CEO-Led Negotiations Determined to be Reasonable: Next, the Court concluded that the Board's decision to permit the CEO to spearhead the deal negotiations was "not inherently unreasonable either". The Court noted that while "a board cannot completely abdicate its role in a change of control transaction, Delaware law is clear that in certain circumstances it is appropriate to enlist the efforts of management in negotiating a sale of control'". In this instance, even though the CEO may have been interested given his future potential employment with Freeport (of which the Board was fully aware and discussed), the Court concluded that the Board (i) "could have reasonably believed that [the CEO]…was in the 'best position to advance the interests of [Plains'] stockholders' because he had the 'most experience with and deepest knowledge of [Plains'] assets'", (ii) believed that the CEO's "significant ownership of Plains stock – which aligned his interests with those of stockholders generally – partially mitigated the conflict" and (iii) "properly managed the conflict by overseeing the negotiations".

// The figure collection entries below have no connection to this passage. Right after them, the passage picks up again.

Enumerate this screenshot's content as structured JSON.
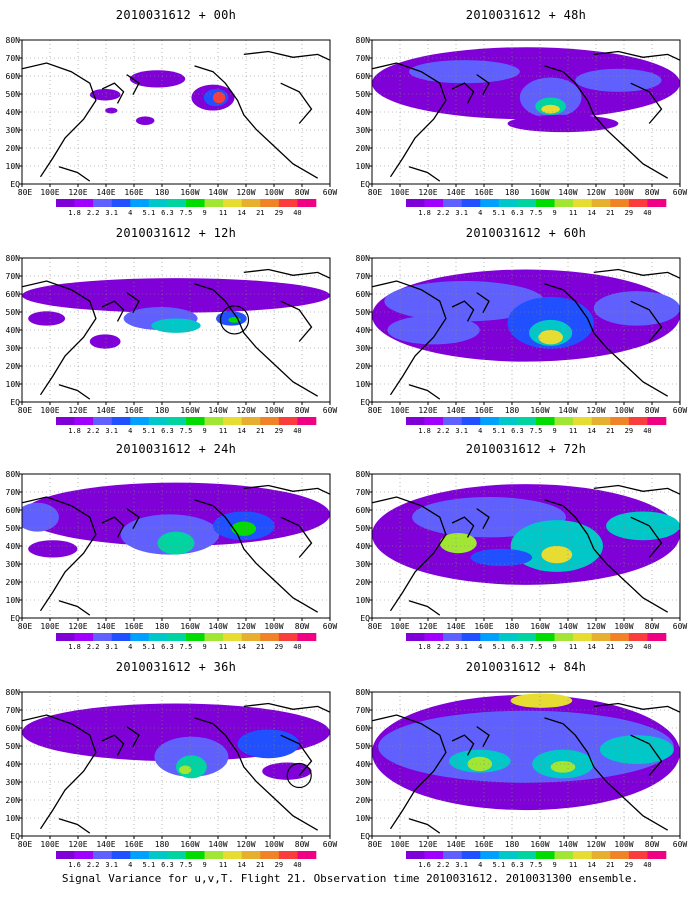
{
  "caption": "Signal Variance for u,v,T. Flight 21. Observation time 2010031612. 2010031300 ensemble.",
  "colors": {
    "levels": [
      "#8000d8",
      "#a000ff",
      "#6060ff",
      "#2050ff",
      "#00a0ff",
      "#00c8c8",
      "#00d4a0",
      "#00dc00",
      "#a0e632",
      "#e6dc32",
      "#e6af2d",
      "#f08228",
      "#fa3c3c",
      "#f00082"
    ],
    "ocean": "#ffffff",
    "coast": "#000000"
  },
  "chart_data": [
    {
      "type": "heatmap",
      "title": "2010031612 + 00h",
      "lead_hours": 0,
      "x_ticks": [
        "80E",
        "100E",
        "120E",
        "140E",
        "160E",
        "180",
        "160W",
        "140W",
        "120W",
        "100W",
        "80W",
        "60W"
      ],
      "y_ticks": [
        "80N",
        "70N",
        "60N",
        "50N",
        "40N",
        "30N",
        "20N",
        "10N",
        "EQ"
      ],
      "colorbar": [
        "1.8",
        "2.2",
        "3.1",
        "4",
        "5.1",
        "6.3",
        "7.5",
        "9",
        "11",
        "14",
        "21",
        "29",
        "40"
      ],
      "grid": true
    },
    {
      "type": "heatmap",
      "title": "2010031612 + 48h",
      "lead_hours": 48,
      "x_ticks": [
        "80E",
        "100E",
        "120E",
        "140E",
        "160E",
        "180",
        "160W",
        "140W",
        "120W",
        "100W",
        "80W",
        "60W"
      ],
      "y_ticks": [
        "80N",
        "70N",
        "60N",
        "50N",
        "40N",
        "30N",
        "20N",
        "10N",
        "EQ"
      ],
      "colorbar": [
        "1.8",
        "2.2",
        "3.1",
        "4",
        "5.1",
        "6.3",
        "7.5",
        "9",
        "11",
        "14",
        "21",
        "29",
        "40"
      ],
      "grid": true
    },
    {
      "type": "heatmap",
      "title": "2010031612 + 12h",
      "lead_hours": 12,
      "x_ticks": [
        "80E",
        "100E",
        "120E",
        "140E",
        "160E",
        "180",
        "160W",
        "140W",
        "120W",
        "100W",
        "80W",
        "60W"
      ],
      "y_ticks": [
        "80N",
        "70N",
        "60N",
        "50N",
        "40N",
        "30N",
        "20N",
        "10N",
        "EQ"
      ],
      "colorbar": [
        "1.8",
        "2.2",
        "3.1",
        "4",
        "5.1",
        "6.3",
        "7.5",
        "9",
        "11",
        "14",
        "21",
        "29",
        "40"
      ],
      "grid": true
    },
    {
      "type": "heatmap",
      "title": "2010031612 + 60h",
      "lead_hours": 60,
      "x_ticks": [
        "80E",
        "100E",
        "120E",
        "140E",
        "160E",
        "180",
        "160W",
        "140W",
        "120W",
        "100W",
        "80W",
        "60W"
      ],
      "y_ticks": [
        "80N",
        "70N",
        "60N",
        "50N",
        "40N",
        "30N",
        "20N",
        "10N",
        "EQ"
      ],
      "colorbar": [
        "1.8",
        "2.2",
        "3.1",
        "4",
        "5.1",
        "6.3",
        "7.5",
        "9",
        "11",
        "14",
        "21",
        "29",
        "40"
      ],
      "grid": true
    },
    {
      "type": "heatmap",
      "title": "2010031612 + 24h",
      "lead_hours": 24,
      "x_ticks": [
        "80E",
        "100E",
        "120E",
        "140E",
        "160E",
        "180",
        "160W",
        "140W",
        "120W",
        "100W",
        "80W",
        "60W"
      ],
      "y_ticks": [
        "80N",
        "70N",
        "60N",
        "50N",
        "40N",
        "30N",
        "20N",
        "10N",
        "EQ"
      ],
      "colorbar": [
        "1.8",
        "2.2",
        "3.1",
        "4",
        "5.1",
        "6.3",
        "7.5",
        "9",
        "11",
        "14",
        "21",
        "29",
        "40"
      ],
      "grid": true
    },
    {
      "type": "heatmap",
      "title": "2010031612 + 72h",
      "lead_hours": 72,
      "x_ticks": [
        "80E",
        "100E",
        "120E",
        "140E",
        "160E",
        "180",
        "160W",
        "140W",
        "120W",
        "100W",
        "80W",
        "60W"
      ],
      "y_ticks": [
        "80N",
        "70N",
        "60N",
        "50N",
        "40N",
        "30N",
        "20N",
        "10N",
        "EQ"
      ],
      "colorbar": [
        "1.8",
        "2.2",
        "3.1",
        "4",
        "5.1",
        "6.3",
        "7.5",
        "9",
        "11",
        "14",
        "21",
        "29",
        "40"
      ],
      "grid": true
    },
    {
      "type": "heatmap",
      "title": "2010031612 + 36h",
      "lead_hours": 36,
      "x_ticks": [
        "80E",
        "100E",
        "120E",
        "140E",
        "160E",
        "180",
        "160W",
        "140W",
        "120W",
        "100W",
        "80W",
        "60W"
      ],
      "y_ticks": [
        "80N",
        "70N",
        "60N",
        "50N",
        "40N",
        "30N",
        "20N",
        "10N",
        "EQ"
      ],
      "colorbar": [
        "1.6",
        "2.2",
        "3.1",
        "4",
        "5.1",
        "6.3",
        "7.5",
        "9",
        "11",
        "14",
        "21",
        "29",
        "40"
      ],
      "grid": true
    },
    {
      "type": "heatmap",
      "title": "2010031612 + 84h",
      "lead_hours": 84,
      "x_ticks": [
        "80E",
        "100E",
        "120E",
        "140E",
        "160E",
        "180",
        "160W",
        "140W",
        "120W",
        "100W",
        "80W",
        "60W"
      ],
      "y_ticks": [
        "80N",
        "70N",
        "60N",
        "50N",
        "40N",
        "30N",
        "20N",
        "10N",
        "EQ"
      ],
      "colorbar": [
        "1.6",
        "2.2",
        "3.1",
        "4",
        "5.1",
        "6.3",
        "7.5",
        "9",
        "11",
        "14",
        "21",
        "29",
        "40"
      ],
      "grid": true
    }
  ]
}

No Market Check and Deal Protections Determined to be Reasonable: Discussing the Board's decision not to shop Plains Exploration prior to signing and the deal protection provisions in the merger agreement, the Court noted several factors in determining that these decisions were reasonable under the circumstances.

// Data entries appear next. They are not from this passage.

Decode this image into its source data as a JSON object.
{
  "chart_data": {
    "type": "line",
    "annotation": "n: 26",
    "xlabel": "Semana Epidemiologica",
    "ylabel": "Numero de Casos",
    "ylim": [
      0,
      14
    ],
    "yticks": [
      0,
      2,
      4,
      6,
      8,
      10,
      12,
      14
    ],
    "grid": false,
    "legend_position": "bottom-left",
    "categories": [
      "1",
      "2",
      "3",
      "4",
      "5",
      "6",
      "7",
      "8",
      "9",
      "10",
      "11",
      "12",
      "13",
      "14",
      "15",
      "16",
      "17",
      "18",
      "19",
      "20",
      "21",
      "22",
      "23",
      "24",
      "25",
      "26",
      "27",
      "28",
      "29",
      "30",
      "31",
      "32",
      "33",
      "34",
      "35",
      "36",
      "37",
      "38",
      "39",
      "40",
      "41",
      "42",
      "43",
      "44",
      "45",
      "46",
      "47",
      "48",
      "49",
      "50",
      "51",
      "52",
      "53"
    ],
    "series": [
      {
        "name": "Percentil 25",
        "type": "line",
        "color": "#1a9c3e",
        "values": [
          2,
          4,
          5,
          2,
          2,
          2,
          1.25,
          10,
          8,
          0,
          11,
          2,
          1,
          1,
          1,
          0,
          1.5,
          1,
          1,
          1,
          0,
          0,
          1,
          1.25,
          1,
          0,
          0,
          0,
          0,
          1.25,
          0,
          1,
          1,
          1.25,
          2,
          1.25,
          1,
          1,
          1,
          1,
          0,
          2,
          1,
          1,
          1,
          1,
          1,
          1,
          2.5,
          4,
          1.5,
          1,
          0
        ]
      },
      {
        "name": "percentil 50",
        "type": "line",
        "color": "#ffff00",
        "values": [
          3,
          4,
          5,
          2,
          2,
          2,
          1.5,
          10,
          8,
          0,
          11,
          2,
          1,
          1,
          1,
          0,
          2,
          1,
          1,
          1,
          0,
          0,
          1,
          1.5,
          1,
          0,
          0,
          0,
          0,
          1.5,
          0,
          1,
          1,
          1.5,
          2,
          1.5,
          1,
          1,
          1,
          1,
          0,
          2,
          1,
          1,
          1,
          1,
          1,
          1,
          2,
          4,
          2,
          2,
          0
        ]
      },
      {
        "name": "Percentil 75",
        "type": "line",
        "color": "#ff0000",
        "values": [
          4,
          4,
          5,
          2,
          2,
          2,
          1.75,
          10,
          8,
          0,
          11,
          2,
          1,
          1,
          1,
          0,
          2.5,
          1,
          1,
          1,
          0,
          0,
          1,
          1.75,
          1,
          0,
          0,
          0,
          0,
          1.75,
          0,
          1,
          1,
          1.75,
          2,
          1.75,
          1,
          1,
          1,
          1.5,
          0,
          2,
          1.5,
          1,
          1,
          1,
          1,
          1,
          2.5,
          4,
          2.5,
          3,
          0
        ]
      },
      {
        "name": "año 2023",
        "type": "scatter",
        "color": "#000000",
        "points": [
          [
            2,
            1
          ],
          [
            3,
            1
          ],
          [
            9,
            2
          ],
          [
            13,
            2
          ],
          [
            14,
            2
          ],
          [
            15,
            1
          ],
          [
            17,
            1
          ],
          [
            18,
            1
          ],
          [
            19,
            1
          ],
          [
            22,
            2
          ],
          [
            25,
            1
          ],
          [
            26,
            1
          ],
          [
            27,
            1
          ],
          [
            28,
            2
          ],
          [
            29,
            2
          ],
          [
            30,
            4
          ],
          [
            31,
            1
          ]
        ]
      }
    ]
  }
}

The Court stated that "there is no bright-line rule that directors must conduct a pre-agreement market check or shop the company. 'When ... the directors possess a body of reliable evidence with which to evaluate the fairness of a transaction, they may approve that transaction without conducting an active survey of the market.'" Along these lines, the Court emphasized that (1) the record reflected how Plains Exploration was focused on either completing the Freeport proposed transaction or going forward as a stand-along company, both of which "were financially attractive" options and (2) while "it is difficult from the record to assess whether the Board possessed impeccable knowledge3 of Plains' business, the directors' relevant expertise and experience support a reasonable inference that they were informed and competent to make an appropriate decision" as to "whether the proposed transaction is priced fairly". As is the case with any "single-buyer negotiation strategy", a target board in such situation is forced "to rely more extensively on its own knowledge and the knowledge of its financial advisor in determining whether the proposed transaction is priced fairly." As the defendant directors argued, and the Court did not disagree, because the directors had significant experience in the oil and gas industry, they "were fully capable of making an informed decision" in this context.

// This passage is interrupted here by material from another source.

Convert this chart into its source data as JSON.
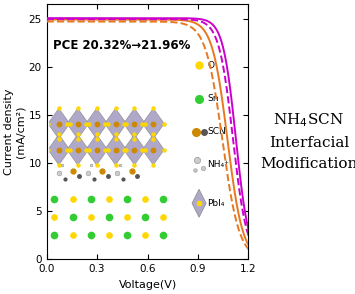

Finally, as for the impact, if any, that the merger agreement's deal protection provisions had on any post-signing market check, the Court noted that "as long as the Board retained 'significant flexibility to deal with any later-emerging bidder and ensured that the market would have a healthy period of time to digest the proposed transaction…and no other bidder emerged, the Board could be assured that it had obtained the best transaction reasonably attainable." The Court noted that the merger agreement contained a reasonable no-solicitation clause and fiduciary out provisions as well as customary "match rights" for Freeport. Moreover, the Court stated that the three percent termination fee was not "unreasonable" especially given the fact that termination fees in "excess of three percent have been deemed reasonable by this Court before". As a result, the Court concluded that any "serious bidder" would not be prevented from putting forth a higher bid. The Court did not directly address the lack of a go-shop period provision in this context.


The In re Plains Exploration decision demonstrates the Court of Chancery's willingness to grant a board of directors deference not to conduct a pre-signing market check – even in light of the enhanced scrutiny demanded by Revlon. The decision once again illustrates the highly fact-intensive nature of the Revlon analysis.